Faceva freddo, e il letto era un nido caldo da cui non si riusciva a uscire. Eppure gli uccellini erano in giro da un pezzo: li sentiva scambiarsi cinguettii, mentre saltavano da un ramo a un altro degli alberi che popolavano il suo giardino. Ma Lucia non aveva voglia di dare inizio alla sua giornata.

Richiuse gli occhi e si riaddormentò. Si vide seduta su uno scoglio emerso da una spiaggia nera, dove, qua e là, apparivano cespugli verdi che abbracciavano piccoli fiori gialli.
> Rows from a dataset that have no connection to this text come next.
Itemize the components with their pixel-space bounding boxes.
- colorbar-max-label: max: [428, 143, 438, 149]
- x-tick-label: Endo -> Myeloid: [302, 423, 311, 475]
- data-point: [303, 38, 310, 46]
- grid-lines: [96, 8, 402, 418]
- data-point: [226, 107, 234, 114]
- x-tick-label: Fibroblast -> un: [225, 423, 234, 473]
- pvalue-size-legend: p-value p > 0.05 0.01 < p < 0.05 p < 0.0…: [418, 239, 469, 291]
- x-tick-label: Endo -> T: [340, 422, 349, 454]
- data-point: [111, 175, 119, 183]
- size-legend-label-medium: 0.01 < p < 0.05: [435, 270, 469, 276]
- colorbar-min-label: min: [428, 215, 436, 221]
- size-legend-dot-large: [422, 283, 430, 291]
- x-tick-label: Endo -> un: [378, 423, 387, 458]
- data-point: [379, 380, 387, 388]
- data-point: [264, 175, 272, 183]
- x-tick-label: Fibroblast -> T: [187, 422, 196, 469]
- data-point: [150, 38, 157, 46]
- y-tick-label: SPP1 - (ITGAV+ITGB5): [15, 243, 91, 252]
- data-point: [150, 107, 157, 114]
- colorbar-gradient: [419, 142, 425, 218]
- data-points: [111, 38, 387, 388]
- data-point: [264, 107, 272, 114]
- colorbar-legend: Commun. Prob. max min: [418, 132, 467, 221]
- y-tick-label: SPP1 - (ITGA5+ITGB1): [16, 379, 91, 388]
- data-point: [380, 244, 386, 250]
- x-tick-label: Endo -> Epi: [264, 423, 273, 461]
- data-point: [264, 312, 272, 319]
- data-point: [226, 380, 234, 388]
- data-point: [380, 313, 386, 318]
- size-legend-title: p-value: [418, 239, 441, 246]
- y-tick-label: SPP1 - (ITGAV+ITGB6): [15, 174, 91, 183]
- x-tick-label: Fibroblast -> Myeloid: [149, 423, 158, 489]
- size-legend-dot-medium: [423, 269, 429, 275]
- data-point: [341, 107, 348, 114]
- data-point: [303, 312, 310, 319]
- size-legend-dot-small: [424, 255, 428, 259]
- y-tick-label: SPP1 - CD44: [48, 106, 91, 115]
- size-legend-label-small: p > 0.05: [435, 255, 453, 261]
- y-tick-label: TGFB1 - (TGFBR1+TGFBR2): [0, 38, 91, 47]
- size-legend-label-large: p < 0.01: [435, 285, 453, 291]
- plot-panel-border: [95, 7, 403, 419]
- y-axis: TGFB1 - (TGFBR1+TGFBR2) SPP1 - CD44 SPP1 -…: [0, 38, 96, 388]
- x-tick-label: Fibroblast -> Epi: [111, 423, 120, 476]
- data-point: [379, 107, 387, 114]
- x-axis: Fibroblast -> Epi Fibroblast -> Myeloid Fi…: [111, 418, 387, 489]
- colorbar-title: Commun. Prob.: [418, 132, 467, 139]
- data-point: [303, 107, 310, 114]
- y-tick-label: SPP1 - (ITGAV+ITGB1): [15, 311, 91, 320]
Non c’era nessuno su quella battigia, faceva freddo e il mare sembrava irrequieto. Cosa lo turbava?

Sentì quell’irrequietezza scivolarle dentro e il suo animo iniziò a agitarsi. Quante cose aveva da chiedere al mondo? E quelle onde, quante risposte cercavano tra il fragore dell’acqua mossa dalle correnti?

A un tratto si vide travolta da un’onda.

Avvolta dall’acqua, si vide trasportata lontano mentre si diffondeva, in quel turbinio, il racconto che il mare stava recitando a gran voce ai suoi abitanti. Ebbe paura.

  – Annego! – gridò.

Si svegliò madida di sudore.

Fuori aveva iniziato a piovere. Lo scroscio dell’acqua piovana arrivava nitido nella stanza. Il sole , quel giorno, non sarebbe entrato e Lucia preferì rimanere nascosta tra le lenzuola calde del suo letto.